The dataset includes a mixture of:

public-domain book text
Gutenberg-style older books
UTZOO Usenet posts
BYTE Magazine text
PC Magazine text
TIME Magazine text
Internet Archive Magazine Rack OCR text
computer and technology magazine text
general historical magazine text

The dataset emphasizes the 1950s through the late 1980s, with a strong focus on early personal computing, printed magazines, Usenet, and older long-form writing.

Dataset used:

guus4324343/Echo88-Pretrain-1.17B

Intended Use

Echo88-150M-Base is intended for:

causal language modeling
retro / historical AI experiments
small language model research
continued pretraining
instruction tuning
1980s-style assistant experiments
computer-history language modeling
training Echo88-150M-Instruct

Recommended flow:

Echo88-150M-Base
→ supervised fine-tuning on Echo88-Instruct-173K
→ Echo88-150M-Instruct

Not Instruction Tuned

This model is not instruction tuned.

It may not reliably follow commands, answer questions directly, or behave like a chat assistant. It is a base model that continues text.

Expected behavior:

continues prompts
completes paragraphs
imitates old magazine/book/Usenet style
may produce raw text instead of direct answers
may hallucinate
may repeat phrases
may generate OCR-like artifacts

For chat behavior, use or create an instruction-tuned version using:

guus4324343/Echo88-Instruct-173K

Knowledge Boundary

Echo88 is designed around a historical data mixture ending around the late 1980s.

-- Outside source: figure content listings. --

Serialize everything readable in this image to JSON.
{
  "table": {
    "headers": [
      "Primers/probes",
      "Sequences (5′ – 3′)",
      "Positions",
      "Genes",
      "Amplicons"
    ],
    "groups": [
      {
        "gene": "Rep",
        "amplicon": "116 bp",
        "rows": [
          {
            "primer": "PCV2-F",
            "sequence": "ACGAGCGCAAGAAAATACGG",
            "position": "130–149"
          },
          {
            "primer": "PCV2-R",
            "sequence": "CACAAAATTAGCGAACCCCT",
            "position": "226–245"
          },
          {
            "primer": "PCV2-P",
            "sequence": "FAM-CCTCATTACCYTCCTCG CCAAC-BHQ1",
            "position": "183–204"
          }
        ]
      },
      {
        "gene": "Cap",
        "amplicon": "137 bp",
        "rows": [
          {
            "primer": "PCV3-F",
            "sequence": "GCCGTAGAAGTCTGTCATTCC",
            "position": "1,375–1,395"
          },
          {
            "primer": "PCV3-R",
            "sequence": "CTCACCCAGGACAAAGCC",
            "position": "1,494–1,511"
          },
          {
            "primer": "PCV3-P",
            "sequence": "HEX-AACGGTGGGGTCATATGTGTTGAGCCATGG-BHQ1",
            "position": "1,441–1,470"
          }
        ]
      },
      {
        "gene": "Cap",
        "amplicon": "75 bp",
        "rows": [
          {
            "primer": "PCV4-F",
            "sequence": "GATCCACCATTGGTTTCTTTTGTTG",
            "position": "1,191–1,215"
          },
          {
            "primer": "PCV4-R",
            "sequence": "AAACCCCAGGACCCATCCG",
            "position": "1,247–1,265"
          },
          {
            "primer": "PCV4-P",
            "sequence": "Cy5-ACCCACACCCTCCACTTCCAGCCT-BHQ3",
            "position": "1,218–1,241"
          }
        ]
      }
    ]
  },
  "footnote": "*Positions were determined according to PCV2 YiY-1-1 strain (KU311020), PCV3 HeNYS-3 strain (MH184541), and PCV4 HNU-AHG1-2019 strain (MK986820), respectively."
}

The model should not be expected to know modern topics such as:

Google
Wikipedia
iPhone
smartphones
modern social media
Windows 95 and later software
COVID-19
modern AI systems
2000s, 2010s, or 2020s events

Because this is a base model, it may still hallucinate if prompted about modern events. The later instruction-tuned model should be trained to respond more carefully to post-1988 topics.

Example Usage

import torch
from transformers import AutoTokenizer, AutoModelForCausalLM

model_id = "guus4324343/Echo88-150M-Base"

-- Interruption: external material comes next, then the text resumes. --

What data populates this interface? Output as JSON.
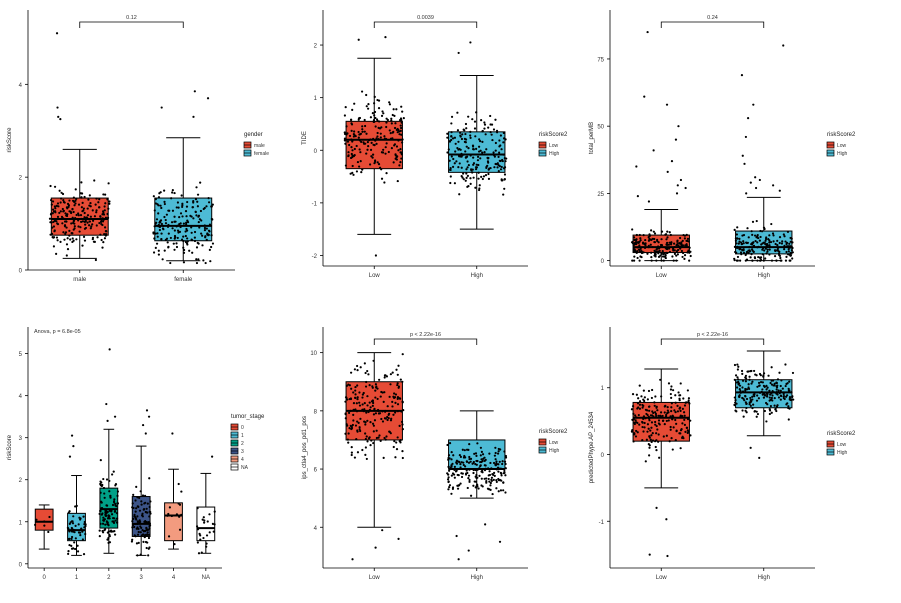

tokenizer = AutoTokenizer.from_pretrained(model_id)
model = AutoModelForCausalLM.from_pretrained(
    model_id,
    torch_dtype=torch.bfloat16,
    device_map="auto"
)

prompt = "The personal computer revolution of the 1980s"
inputs = tokenizer(prompt, return_tensors="pt").to(model.device)

with torch.no_grad():
    output = model.generate(
        **inputs,
        max_new_tokens=160,
        temperature=0.8,
        top_p=0.95,
        do_sample=True,
        repetition_penalty=1.05,
        pad_token_id=tokenizer.pad_token_id,
        eos_token_id=tokenizer.eos_token_id,
    )

print(tokenizer.decode(output[0], skip_special_tokens=True))

Training Configuration

Echo88-150M-Base was trained as a LLaMA-style decoder-only causal LM.

Main configuration:

vocab_size: 32768
hidden_size: 768
intermediate_size: 2048
num_hidden_layers: 18
num_attention_heads: 12
num_key_value_heads: 4
max_position_embeddings: 2048
activation: SiLU / SwiGLU-style LLaMA MLP
normalization: RMSNorm
position encoding: RoPE
attention: grouped-query attention

Training setup:

precision: bf16
sequence length: 2048
optimizer: AdamW
scheduler: cosine
weight decay: 0.1
gradient clipping: 1.0
max steps: 5610
training tokens: ~1.47B

Limitations

Echo88-150M-Base is experimental and small.

Known limitations:

not instruction tuned
may hallucinate
may repeat text
may produce OCR-like artifacts
may reflect outdated historical language or views
may struggle with complex reasoning
may not reliably refuse post-1988 topics
may produce incomplete or strange continuations
may mix unrelated historical/computer facts

The model is intended for research, experimentation, and creative retro AI work. It is not intended for high-stakes use.

Bias and Historical Content

The training data includes historical books, magazines, and Usenet text. As a result, the model may reproduce outdated language, assumptions, stereotypes, or viewpoints present in older source material.

Users should review outputs carefully.

Model Family

Planned Echo88 model family:

Echo88-150M-Base
Echo88-150M-Instruct
Echo88-150M-Chat

License

The model weights are released under the Apache 2.0 license.

The training dataset is mixed-source and released separately under other. Users are responsible for checking dataset source rights, licensing, and suitability for their own use case.